Drogenhandel stellt Reederei vor Probleme
Schattenseiten in der Unternehmensgeschichte der MSC sind Probleme mit Drogenhandel, mit denen die Reederei in der Vergangenheit immer wieder zu kämpfen hatte. Einem Bloomberg-Bericht zufolge war die Reederei regelrecht von der Drogenmafia unterwandert. Auf einem von US-Behörden beschlagnahmten Containerschiff wurden im Juni 2019 fast 20 Tonnen Kokain sichergestellt. Das Rauschgift hatte einen Wert von rund 1,3 Milliarden Dollar, es war der größte Drogenfund des US-Zolls bislang. Angesichts der Vorwürfe sieht sich die MSC mit einer Strafforderung von 700 Millionen Dollar konfrontiert.
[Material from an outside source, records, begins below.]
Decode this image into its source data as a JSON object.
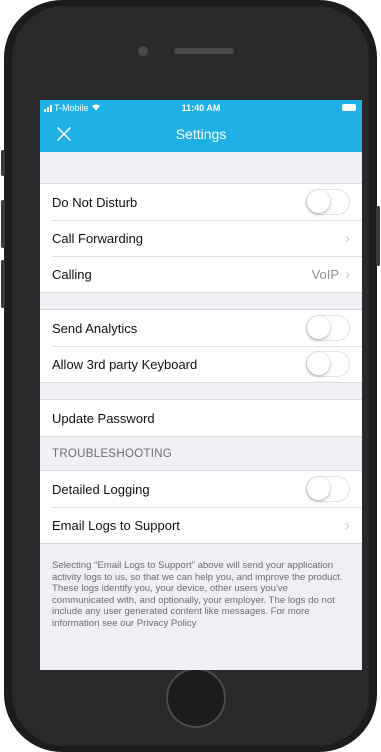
{
  "status_bar": {
    "carrier": "T-Mobile",
    "time": "11:40 AM"
  },
  "header": {
    "title": "Settings",
    "close_icon": "close-icon"
  },
  "groups": [
    {
      "rows": [
        {
          "label": "Do Not Disturb",
          "control": "toggle",
          "on": false
        },
        {
          "label": "Call Forwarding",
          "control": "chevron"
        },
        {
          "label": "Calling",
          "value": "VoIP",
          "control": "chevron"
        }
      ]
    },
    {
      "rows": [
        {
          "label": "Send Analytics",
          "control": "toggle",
          "on": false
        },
        {
          "label": "Allow 3rd party Keyboard",
          "control": "toggle",
          "on": false
        }
      ]
    },
    {
      "rows": [
        {
          "label": "Update Password",
          "control": "none"
        }
      ]
    }
  ],
  "troubleshooting": {
    "header": "TROUBLESHOOTING",
    "rows": [
      {
        "label": "Detailed Logging",
        "control": "toggle",
        "on": false
      },
      {
        "label": "Email Logs to Support",
        "control": "chevron"
      }
    ],
    "footer": "Selecting “Email Logs to Support” above will send your application activity logs to us, so that we can help you, and improve the product. These logs identify you, your device, other users you've communicated with, and optionally, your employer. The logs do not include any user generated content like messages. For more information see our Privacy Policy"
  },
  "colors": {
    "accent": "#1fb1e5",
    "background": "#efeff4",
    "row_background": "#ffffff"
  }
}
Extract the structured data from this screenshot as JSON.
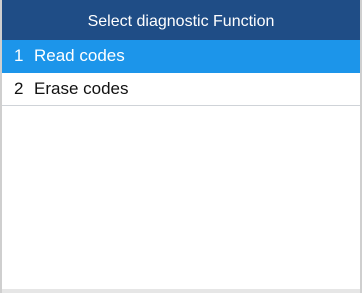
{
  "header": {
    "title": "Select diagnostic Function"
  },
  "menu": {
    "items": [
      {
        "number": "1",
        "label": "Read codes",
        "selected": true
      },
      {
        "number": "2",
        "label": "Erase codes",
        "selected": false
      }
    ]
  },
  "colors": {
    "title_bar_bg": "#1f4d86",
    "selected_bg": "#1c95ea",
    "text": "#111111"
  }
}
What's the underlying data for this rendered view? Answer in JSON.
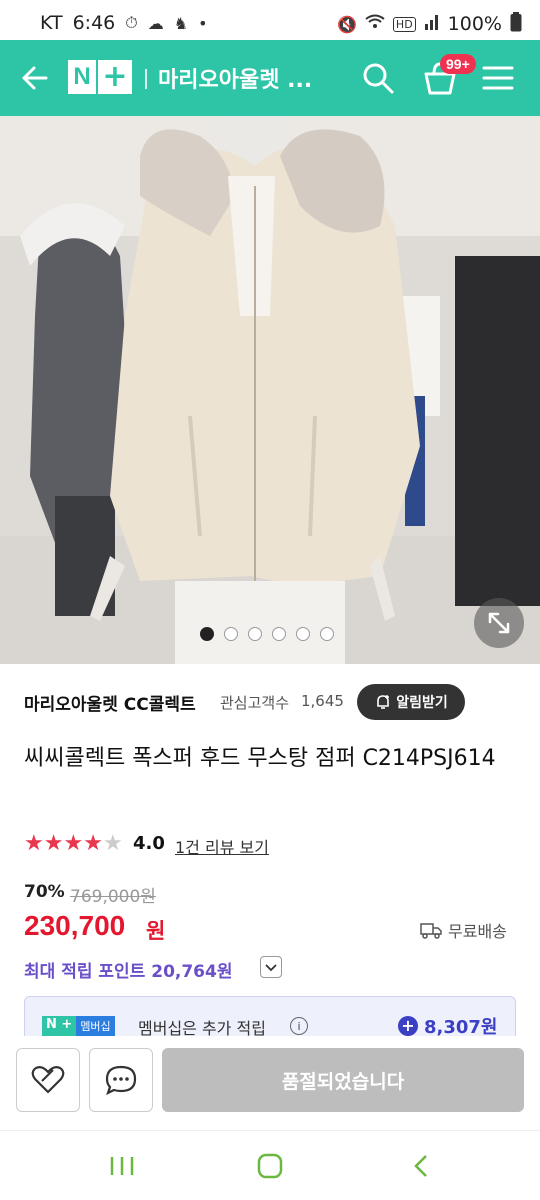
{
  "status_bar": {
    "carrier": "KT",
    "time": "6:46",
    "battery": "100%"
  },
  "header": {
    "logo_n": "N",
    "logo_plus": "+",
    "title": "마리오아울렛 ...",
    "cart_badge": "99+",
    "accent_color": "#2ec5a6"
  },
  "gallery": {
    "slide_count": 6,
    "active_slide": 1
  },
  "seller": {
    "name": "마리오아울렛 CC콜렉트",
    "fav_label": "관심고객수",
    "fav_count": "1,645",
    "alarm_label": "알림받기"
  },
  "product": {
    "name": "씨씨콜렉트 폭스퍼 후드 무스탕 점퍼 C214PSJ614",
    "rating": 4.0,
    "rating_text": "4.0",
    "review_link": "1건 리뷰 보기",
    "discount": "70%",
    "original_price": "769,000원",
    "sale_price": "230,700",
    "currency": "원",
    "shipping": "무료배송",
    "points": "최대 적립 포인트 20,764원"
  },
  "membership": {
    "badge_n": "N +",
    "badge_label": "멤버십",
    "text": "멤버십은 추가 적립",
    "info": "i",
    "amount": "8,307원"
  },
  "actions": {
    "soldout_label": "품절되었습니다"
  }
}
Die Reederei behauptet, selbst Opfer der organisierten Kriminalität zu sein - und gibt an, sie sei weltweit führende Akteurin in der Bekämpfung von Schmuggel. Juristin Betz sagt, ihr als Wirtschaftsstrafrechtlerin stellten sich dennoch Fragen - wenn auch nicht auf einen konkreten Fall bezogen, so doch schon hinsichtlich der mangelnden Transparenz: "Wer steckt eigentlich alles Geld in die Schifffahrt? Wer investiert da? Weiß man das so genau? Sind das alles saubere Gelder, die da hineinfließen?"
Längst nicht mehr nur an Schiffen interessiert
Fest steht: Ungeachtet bestehender Probleme erweitert die Reederei ihr Geschäftsmodell. Es sind längst nicht mehr nur Schiffe, in die die expandierende Reederei investiert, sondern mehr und mehr auch Häfen - siehe die HHLA in Hamburg - und Logistik. Für mehr als sechs Milliarden Dollar kaufte MSC 2022 das Afrika-Geschäft des französischen Bolloré-Konzerns und verfügt nun über eine Logistiksparte namens "Africa Global Logistics".
Zum Kalkül der Gruppe sagte MSC-Chef Soren Toft vor einigen Wochen der "Neuen Zürcher Zeitung": "Die größte Flotte, die meisten Beteiligungen und das größte Netzwerk zu haben, hilft uns, wettbewerbsfähig zu sein". Aber, so beteuerte Toft, "Größe für sich" sei kein Ziel.